ROW_NUMBER, RANK, DENSE_RANK give you the row’s position inside its partition. Indispensable for “top N per group” queries.

3. Lookups to previous / next rows.

  
SELECT
  meter_id, reading_time, value,
  LAG(value) OVER (PARTITION BY meter_id ORDER BY reading_time) AS prev,
  value - LAG(value) OVER (PARTITION BY meter_id ORDER BY reading_time) AS delta
FROM meter_reads;

LAG and LEAD make “compare this row to the next/previous one” trivial. Without windows, you would need a self-join.

The “top N per group” pattern

This is so common it is worth memorizing:

  
WITH ranked AS (
  SELECT
    *,
    ROW_NUMBER() OVER (PARTITION BY country ORDER BY total_spend DESC) AS rn
  FROM customer_totals
)
SELECT * FROM ranked WHERE rn <= 3;

This gives you the top 3 customers in each country. With GROUP BY alone, you would have to do tricks with self-joins or LATERAL queries.

The PARTITION BY vs GROUP BY confusion

A common bug: writing GROUP BY country in a query that also has window functions, and being surprised the windows behave oddly.

GROUP BY country collapses to one row per country. Window functions then operate on those collapsed rows.
PARTITION BY country inside an OVER clause divides the rows into groups without collapsing.

These are different. They can coexist, but you have to be deliberate.

Performance notes

Window functions are not free. They typically require a sort by the PARTITION BY columns, then by the ORDER BY columns. For very large tables, that sort can be the bottleneck.

Two practical things:

Filter early. Run the window only on the rows you need.
Use the right window. ROWS BETWEEN... AND CURRENT ROW is much cheaper than RANGE for time-based windows on some engines.

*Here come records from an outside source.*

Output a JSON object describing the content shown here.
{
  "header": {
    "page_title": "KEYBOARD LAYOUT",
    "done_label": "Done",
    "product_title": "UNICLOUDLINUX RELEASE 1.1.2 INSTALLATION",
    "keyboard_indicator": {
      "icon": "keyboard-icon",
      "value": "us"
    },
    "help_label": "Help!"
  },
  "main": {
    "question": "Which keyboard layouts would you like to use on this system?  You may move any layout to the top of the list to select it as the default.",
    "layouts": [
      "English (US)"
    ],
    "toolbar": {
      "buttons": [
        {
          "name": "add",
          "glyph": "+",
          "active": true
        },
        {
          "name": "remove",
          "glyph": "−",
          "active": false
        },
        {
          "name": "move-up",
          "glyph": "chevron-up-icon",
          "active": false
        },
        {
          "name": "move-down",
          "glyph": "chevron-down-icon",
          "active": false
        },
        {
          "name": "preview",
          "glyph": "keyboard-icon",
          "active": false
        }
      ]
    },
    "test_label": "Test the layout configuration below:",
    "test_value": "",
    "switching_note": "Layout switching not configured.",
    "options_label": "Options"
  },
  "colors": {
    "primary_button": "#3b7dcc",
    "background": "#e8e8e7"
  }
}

Common mistakes interviewers want you to name

Trying to GROUP BY when the answer needs per-row detail. “Show me each order with the customer’s lifetime total.” GROUP BY cannot keep the order row.
Forgetting ORDER BY inside the window. SUM(...) OVER (PARTITION BY x) without ORDER BY is the same total on every row. Often someone meant a running total but got the grand total.
Filtering on a window column in WHERE. You cannot. WHERE runs before windows. Use a subquery or CTE and filter on the alias in the outer SELECT.
PARTITION BY too coarse. “Top 5 products overall” needs no partition. “Top 5 products in each country” needs PARTITION BY country. Easy to mix up.

Bonus follow-up the interviewer might throw

“What is the difference between RANK, DENSE_RANK and ROW_NUMBER?”

ROW_NUMBER: every row gets a unique number, ties broken arbitrarily.
RANK: ties share a number, then it skips. 1, 2, 2, 4.
DENSE_RANK: ties share a number, no skip. 1, 2, 2, 3.

Use ROW_NUMBER when you want exactly one row per “first place” (top-N-per-group). Use RANK or DENSE_RANK when ties matter, like leaderboards.